The GI Effects of GLP-1 – The Genesis of Longstanding Progress

Behind every major discovery is a backstory of scientific advances that created the technology and knowledge that provided the substrate on which creativity, innovation, and persistence generated a paradigm shift that radically changes the approach to a disease entity. Such is the case for the discovery of the glucagon-like peptides (GLP), whose stable analogs have immeasurably contributed to the therapy of metabolic diseases and intestinal failure [1,2,3].

In this issue of Digestive Diseases and Sciences [4], Professor Jens J. Holst comments on his 1993 publication in this journal [5] that has been cited over 550 times as of this writing. This publication, as Prof. Holst describes, focuses on the important but often underappreciated gastrointestinal effects of GLP-1 that are key to understanding its mechanism of action.

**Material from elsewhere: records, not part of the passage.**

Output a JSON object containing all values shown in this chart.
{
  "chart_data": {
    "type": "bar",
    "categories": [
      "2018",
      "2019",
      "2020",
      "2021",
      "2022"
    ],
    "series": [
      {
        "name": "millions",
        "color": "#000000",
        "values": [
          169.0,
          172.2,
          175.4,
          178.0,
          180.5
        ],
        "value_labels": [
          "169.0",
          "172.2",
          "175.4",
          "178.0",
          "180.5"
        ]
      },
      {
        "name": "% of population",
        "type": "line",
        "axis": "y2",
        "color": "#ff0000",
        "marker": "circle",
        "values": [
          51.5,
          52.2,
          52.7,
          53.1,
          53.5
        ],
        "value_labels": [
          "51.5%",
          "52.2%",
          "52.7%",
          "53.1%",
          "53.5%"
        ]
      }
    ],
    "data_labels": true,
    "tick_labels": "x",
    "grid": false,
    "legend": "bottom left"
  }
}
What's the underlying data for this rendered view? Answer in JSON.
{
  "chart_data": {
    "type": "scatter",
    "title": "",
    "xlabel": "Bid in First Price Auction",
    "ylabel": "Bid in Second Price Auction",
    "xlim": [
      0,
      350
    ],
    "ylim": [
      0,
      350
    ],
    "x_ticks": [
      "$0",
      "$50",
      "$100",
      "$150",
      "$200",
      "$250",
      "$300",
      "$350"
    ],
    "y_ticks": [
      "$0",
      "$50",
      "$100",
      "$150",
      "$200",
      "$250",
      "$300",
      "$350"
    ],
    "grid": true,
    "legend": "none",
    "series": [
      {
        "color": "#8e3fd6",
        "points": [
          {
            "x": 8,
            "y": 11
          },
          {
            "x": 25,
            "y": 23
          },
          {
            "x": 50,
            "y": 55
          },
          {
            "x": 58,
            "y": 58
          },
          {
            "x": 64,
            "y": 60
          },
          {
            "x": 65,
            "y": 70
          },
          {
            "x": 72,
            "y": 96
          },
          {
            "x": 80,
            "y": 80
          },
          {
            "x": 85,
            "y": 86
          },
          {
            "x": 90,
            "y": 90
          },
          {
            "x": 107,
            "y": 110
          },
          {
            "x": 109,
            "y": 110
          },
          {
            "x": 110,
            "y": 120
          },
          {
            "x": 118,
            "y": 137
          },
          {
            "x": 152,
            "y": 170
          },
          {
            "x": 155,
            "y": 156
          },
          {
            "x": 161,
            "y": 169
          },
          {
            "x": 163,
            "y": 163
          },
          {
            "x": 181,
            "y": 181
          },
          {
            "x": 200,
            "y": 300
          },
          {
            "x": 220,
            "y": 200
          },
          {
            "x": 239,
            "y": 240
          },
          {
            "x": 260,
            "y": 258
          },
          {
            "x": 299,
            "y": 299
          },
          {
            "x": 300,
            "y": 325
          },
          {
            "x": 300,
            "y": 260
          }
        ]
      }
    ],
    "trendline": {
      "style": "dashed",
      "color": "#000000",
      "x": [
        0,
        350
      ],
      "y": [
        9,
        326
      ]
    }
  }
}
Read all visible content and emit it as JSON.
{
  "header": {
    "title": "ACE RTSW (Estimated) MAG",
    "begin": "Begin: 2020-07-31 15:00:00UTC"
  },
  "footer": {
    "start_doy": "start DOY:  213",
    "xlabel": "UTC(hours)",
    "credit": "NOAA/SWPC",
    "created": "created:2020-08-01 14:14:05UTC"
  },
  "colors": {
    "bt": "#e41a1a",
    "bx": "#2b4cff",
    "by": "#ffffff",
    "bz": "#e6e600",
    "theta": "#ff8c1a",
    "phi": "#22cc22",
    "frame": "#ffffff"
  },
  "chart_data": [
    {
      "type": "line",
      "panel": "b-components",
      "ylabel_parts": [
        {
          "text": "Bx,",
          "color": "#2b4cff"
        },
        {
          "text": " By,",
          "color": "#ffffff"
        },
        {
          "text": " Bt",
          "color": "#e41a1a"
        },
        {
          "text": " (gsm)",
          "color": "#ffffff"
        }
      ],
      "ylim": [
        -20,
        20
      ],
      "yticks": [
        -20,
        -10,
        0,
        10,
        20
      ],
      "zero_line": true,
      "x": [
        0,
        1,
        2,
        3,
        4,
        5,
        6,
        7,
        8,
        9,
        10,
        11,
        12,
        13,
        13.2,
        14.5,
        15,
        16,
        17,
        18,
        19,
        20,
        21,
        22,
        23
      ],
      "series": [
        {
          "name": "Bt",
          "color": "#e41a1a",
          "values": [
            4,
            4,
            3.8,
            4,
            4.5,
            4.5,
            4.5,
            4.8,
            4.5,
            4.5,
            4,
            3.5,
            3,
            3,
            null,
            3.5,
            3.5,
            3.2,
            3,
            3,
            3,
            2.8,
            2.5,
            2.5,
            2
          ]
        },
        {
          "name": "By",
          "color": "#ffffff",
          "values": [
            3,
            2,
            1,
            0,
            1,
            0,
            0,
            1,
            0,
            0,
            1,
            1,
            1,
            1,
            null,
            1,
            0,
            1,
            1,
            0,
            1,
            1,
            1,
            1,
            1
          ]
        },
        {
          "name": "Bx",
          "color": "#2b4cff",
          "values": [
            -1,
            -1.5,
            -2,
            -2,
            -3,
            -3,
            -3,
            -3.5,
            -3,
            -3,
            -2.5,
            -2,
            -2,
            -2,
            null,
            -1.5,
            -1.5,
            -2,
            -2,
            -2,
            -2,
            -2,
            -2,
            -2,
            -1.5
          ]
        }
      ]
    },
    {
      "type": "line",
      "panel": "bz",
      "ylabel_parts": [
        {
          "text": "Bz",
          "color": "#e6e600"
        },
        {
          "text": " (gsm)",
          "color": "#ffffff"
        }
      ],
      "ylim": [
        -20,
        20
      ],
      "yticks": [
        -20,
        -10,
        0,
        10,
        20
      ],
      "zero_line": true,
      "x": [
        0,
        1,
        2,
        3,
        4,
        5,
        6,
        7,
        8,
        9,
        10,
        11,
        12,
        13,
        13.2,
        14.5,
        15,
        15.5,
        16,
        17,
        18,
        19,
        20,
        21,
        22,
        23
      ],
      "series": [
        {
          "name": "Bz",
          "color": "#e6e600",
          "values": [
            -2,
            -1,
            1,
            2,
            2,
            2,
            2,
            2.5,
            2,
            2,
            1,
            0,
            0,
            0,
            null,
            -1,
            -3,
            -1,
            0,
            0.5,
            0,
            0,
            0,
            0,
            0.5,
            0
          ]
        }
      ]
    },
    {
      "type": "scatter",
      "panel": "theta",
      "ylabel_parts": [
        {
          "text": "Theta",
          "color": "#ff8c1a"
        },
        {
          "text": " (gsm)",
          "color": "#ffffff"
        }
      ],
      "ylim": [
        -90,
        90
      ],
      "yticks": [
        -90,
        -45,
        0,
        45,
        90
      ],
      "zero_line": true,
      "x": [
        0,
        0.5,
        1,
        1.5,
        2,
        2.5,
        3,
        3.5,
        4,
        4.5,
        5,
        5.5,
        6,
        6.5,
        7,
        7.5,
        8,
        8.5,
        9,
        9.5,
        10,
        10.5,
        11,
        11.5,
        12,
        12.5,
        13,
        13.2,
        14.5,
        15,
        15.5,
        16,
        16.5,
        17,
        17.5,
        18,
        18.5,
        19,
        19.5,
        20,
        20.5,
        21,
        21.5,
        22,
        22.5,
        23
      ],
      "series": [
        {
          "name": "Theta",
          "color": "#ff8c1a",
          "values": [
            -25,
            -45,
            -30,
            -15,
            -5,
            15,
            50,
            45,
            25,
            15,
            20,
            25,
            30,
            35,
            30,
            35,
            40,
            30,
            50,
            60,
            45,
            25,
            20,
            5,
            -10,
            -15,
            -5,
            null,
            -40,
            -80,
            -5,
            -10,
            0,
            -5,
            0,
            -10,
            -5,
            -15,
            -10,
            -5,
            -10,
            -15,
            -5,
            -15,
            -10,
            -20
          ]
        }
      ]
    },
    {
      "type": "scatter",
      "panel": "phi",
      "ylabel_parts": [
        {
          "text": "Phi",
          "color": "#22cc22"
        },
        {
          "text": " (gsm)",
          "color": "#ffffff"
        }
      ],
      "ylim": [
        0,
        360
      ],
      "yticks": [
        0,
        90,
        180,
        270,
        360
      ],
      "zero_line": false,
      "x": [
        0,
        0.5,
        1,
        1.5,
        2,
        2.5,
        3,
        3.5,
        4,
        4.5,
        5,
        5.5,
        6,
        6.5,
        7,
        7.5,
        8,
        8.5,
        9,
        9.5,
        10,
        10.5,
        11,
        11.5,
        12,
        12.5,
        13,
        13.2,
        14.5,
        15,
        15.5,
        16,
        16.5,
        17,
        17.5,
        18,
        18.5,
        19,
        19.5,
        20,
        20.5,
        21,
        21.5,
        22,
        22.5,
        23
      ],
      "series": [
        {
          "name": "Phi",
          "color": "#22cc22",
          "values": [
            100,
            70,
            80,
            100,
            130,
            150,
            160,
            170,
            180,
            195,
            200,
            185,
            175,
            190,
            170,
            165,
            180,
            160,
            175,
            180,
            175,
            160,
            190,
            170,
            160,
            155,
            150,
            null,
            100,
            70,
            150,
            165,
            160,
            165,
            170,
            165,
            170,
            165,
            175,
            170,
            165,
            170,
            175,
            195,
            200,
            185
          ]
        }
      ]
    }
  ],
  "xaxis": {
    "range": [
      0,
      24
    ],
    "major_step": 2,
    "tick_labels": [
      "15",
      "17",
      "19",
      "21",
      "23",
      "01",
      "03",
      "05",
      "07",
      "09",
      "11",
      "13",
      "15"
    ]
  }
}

Professor Holst is a notable and highly-cited Danish physiologist who has been interested in the effect of gut hormones on pancreatic endocrine function since his initial experience in the laboratory of Prof. Jens F. Rehfeld in Copenhagen in the early 1970s, where he published his first major paper describing the effects of “gut glucagon” on hypoglycemia. [6] He then published the first detailed description of the insulinotropic effect of GLP-1 in 1987 (Fig. 1). [7] He has spent the rest of his career studying the insulinotropic and gastrointestinal effects of gut hormones, in particular proglucagon-derived peptides and specifically GLP-1.

Fig. 1

Initial direct demonstration of the insulinotropic effect of truncated GLP-1 on the isolated porcine pancreas. The abscissa depicts the concentration of insulin released into the effluent whereas the concentration of perfused truncated GLP-1 is depicted at the top of each column. Reproduced from [7] with permission from the publisher John Wiley and Sons

Several recent reviews have covered the history of gut hormones that affect pancreatic endocrine function, including one by Jens Rehfeld. [8] The finding that substances derived from the gut mucosa affect pancreatic endocrine function dates to the early twentieth century from some of the classical experiments of Bayliss and Starling [9] to those of the Belgian physiologist Jean La Barre, who is credited with coining the term “incrétine”, a contraction of intestine and secretin, [10] now used to describe a gut-derived peptide hormone released by oral glucose that affects the release of pancreatic endocrine hormones, as differentiated from the “excretins” such as secretin and cholecystokinin, that release fluid, bicarbonate, and enzymes from the exocrine pancreas.

What hampered all of these early studies was the inability to unambiguously identify the substance contained in duodenal mucosal extracts and the hormone released from the pancreas, since all of the early studies were mostly reliant on measuring the effect of mucosal extracts on glycemic control. The major breakthroughs that enabled the discovery of the structure and effects of the incretins included the development of the radioimmunoassay (RIA) by Rosalind Yalow and Solomon Berson in 1960 [11] working at the Bronx Veterans Affairs Medical Center that was recognized by the awarding of the 1977 Nobel Prize in Physiology and Medicine, the second such prize awarded to a woman. The ability of the RIA to accurately measure substances in body fluids in picomolar concentrations revolutionized endocrinology and related fields. The other major advance was the ability to sequence peptide hormones, described by the Swedish chemist Pehr Edman in 1949, [12, 13] in his novel method of attaching an adduct to the peptide N-terminal, hydrolyzing, and repeating, that enabled scientists to sequence peptides with the technique eventually termed the “Edman degradation”, which remains to this day an important method for peptide sequencing. At about the same time, Frederick Sanger of the University of Cambridge was determining the peptide sequence of insulin through a related technique [14, 15]. Dr. Sanger was awarded the Nobel Prize in Chemistry in 1958 for this work, underscoring its impact on science, since sequencing enabled scientists to identify the structure of peptides with great accuracy and relative ease. Inexplicably, Prof. Edman did not receive any major international prizes for his work, although his name became synonymous with the sequential method for peptide sequencing that was used as a primary method well into the 1990s.

Jens Holst, along with Dan Drucker and Joel Habener, was awarded the 2021 Canadian Gairdner Award for their discovery and contributions to the understanding of the mechanism of action and effects of GLP-1 and GLP-2. I would like to thank Jens for his most welcome contributions to Digestive Disease and Sciences and hope that by reading his article you will further understand not only the importance of his discovery, but also the ‘thrill of the chase’ that accompanies the pursuit of the unknown.